The bookcase really made our room. I had to oscillate some of the shoe mould out of the way, and find some serious studs behind the plaster wall to anchor it to, but all is well that ends well. We made some coffee and spent the rest of the night thumbing through books and organizing the shelf. I picked a shelf that was chest high and snuck my Mark Twain collection onto it. Mark Twain suddenly looked like he had taken an airplane to the other side of our room. I was quickly reminded that the bookshelf was hers. She then smiled and said if I wanted that I could have the top shelf…the one I had to build a library ladder in order to reach. Mr. Twain likes it up there, as does Cormack McCarthy and Jim Harrison and the many books on building bark canoes and wooden boats. Somehow the furniture books spilt onto the shelf below. She was accepting….and she let my timber frame books co-exist with her cob house books. Again, all is well that ends well. I picked a couple of books off the shelf to thumb through as I fell asleep. With the books on my chest, I opted for one on my iPad, got through maybe a page before falling asleep.
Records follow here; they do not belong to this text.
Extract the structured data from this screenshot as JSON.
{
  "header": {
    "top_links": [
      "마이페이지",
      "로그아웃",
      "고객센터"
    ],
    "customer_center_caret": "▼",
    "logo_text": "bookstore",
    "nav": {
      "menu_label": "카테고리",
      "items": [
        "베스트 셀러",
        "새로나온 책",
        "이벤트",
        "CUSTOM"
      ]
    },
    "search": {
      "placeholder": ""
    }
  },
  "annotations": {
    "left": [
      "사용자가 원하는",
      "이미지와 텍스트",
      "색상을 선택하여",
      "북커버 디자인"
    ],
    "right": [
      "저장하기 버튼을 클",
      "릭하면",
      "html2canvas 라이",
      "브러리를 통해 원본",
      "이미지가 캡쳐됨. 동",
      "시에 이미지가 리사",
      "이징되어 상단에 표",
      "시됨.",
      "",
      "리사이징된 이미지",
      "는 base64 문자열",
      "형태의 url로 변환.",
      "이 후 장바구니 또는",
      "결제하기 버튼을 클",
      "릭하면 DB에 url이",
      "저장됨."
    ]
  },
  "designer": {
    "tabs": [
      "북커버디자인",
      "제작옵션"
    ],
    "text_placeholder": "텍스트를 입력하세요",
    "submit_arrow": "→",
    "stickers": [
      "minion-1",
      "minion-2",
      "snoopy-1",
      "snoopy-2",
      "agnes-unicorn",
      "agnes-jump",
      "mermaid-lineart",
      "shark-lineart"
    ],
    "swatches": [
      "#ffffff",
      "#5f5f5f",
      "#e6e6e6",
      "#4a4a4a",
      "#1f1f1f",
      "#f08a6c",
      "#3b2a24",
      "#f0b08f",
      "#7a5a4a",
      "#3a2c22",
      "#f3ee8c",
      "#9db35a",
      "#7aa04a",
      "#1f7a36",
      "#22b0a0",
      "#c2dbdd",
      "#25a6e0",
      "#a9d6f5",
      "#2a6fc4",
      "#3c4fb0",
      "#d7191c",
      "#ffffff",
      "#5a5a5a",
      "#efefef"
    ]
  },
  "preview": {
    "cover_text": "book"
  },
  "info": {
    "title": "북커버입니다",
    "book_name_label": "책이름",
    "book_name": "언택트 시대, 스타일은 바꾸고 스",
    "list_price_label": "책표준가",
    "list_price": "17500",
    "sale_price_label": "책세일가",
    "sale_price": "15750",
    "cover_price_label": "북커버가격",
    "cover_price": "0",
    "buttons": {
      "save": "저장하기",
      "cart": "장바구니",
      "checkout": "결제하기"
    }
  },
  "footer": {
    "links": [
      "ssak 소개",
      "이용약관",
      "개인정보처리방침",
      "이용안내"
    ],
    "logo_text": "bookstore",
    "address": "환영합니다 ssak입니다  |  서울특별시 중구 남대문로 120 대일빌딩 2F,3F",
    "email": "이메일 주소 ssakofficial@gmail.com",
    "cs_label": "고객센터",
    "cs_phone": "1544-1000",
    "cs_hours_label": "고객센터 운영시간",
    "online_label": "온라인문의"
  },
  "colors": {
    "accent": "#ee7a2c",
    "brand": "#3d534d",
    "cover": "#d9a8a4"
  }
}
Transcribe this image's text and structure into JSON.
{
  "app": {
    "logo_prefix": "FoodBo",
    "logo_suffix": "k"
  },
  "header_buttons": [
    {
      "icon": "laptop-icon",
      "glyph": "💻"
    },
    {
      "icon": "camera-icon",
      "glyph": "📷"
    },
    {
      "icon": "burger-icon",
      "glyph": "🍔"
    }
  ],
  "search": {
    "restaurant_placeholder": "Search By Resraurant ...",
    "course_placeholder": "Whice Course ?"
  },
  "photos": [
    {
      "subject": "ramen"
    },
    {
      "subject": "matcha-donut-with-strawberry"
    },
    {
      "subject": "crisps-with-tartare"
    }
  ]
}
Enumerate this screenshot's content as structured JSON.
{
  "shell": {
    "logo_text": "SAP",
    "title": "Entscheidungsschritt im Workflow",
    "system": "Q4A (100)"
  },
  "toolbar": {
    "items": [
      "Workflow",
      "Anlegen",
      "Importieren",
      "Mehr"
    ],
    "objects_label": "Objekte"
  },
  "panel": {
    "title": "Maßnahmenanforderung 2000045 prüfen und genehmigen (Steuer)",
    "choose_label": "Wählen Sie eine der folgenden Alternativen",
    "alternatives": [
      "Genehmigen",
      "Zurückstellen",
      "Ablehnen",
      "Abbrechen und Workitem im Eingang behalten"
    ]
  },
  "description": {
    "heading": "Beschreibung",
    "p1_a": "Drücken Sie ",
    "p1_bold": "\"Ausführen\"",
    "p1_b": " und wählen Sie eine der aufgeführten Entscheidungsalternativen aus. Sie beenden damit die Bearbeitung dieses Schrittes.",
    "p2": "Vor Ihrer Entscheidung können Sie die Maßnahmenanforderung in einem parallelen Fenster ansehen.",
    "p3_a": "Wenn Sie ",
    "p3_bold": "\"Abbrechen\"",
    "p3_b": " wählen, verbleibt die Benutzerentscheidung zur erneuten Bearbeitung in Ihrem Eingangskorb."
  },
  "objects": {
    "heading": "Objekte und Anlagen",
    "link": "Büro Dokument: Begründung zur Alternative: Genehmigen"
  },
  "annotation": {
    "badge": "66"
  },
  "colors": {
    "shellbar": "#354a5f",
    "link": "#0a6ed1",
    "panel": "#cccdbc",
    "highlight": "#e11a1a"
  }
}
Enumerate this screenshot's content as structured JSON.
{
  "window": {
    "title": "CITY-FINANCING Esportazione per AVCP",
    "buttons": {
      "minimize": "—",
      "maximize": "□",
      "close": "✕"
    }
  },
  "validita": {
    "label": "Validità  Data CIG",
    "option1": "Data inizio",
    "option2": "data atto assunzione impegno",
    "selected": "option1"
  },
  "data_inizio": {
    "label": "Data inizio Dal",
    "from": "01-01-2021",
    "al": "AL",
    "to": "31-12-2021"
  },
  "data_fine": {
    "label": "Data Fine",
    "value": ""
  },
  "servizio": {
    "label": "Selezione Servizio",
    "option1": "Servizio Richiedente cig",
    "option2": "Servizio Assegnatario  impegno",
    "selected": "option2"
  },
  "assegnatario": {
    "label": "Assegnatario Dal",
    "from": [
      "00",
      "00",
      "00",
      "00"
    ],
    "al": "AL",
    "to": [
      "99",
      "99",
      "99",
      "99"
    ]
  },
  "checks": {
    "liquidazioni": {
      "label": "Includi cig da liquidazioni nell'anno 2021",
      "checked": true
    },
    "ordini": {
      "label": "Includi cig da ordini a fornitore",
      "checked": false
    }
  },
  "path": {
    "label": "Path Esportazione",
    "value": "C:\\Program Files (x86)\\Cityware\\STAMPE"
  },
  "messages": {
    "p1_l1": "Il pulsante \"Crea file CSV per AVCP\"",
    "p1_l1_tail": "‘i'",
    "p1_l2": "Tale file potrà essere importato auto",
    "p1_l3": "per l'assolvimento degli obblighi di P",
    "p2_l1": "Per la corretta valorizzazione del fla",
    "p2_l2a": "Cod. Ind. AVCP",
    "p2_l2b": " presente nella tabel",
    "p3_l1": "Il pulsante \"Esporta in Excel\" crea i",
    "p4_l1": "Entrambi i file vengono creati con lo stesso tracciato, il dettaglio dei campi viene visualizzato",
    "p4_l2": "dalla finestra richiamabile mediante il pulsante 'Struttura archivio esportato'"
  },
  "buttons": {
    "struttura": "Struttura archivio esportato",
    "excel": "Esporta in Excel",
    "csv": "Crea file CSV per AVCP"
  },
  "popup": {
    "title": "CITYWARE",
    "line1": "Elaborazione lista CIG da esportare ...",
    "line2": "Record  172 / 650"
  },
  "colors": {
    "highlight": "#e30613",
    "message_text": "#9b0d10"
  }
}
When I awoke the next morning, the case was still standing. A successful build. I’ll start on the library ladder later this week.
What I learned from this build? My wife wants this bookcase to be one of two.
Dime novels. You know you have withstood the test of time with your writing career if your book is reprinted years down the road as a dime novel. It shouldn’t seem like a jacket dusted with humility. Yes, it might not be on the bucket list you had written down, but it’s on the unwritten list that makes the bucket list work.
I feel woodworking is the same way. Want to know if you’ve really made the big time? It’s not when a show or gallery calls you and asks for another piece. That happens early in the timeline of a furniture maker’s life.
The pinnacle of a furniture maker’s life is when your friend calls you from the local goodwill and one of your table and chair sets is on display with a tag on it that reads “Antique Heirloom set for sale. $50.00”.
Fortunately I haven’t reached that pinnacle. When I think the time might be near, maybe a move to another state and a severing of all established connections will prevent the achievement from being known.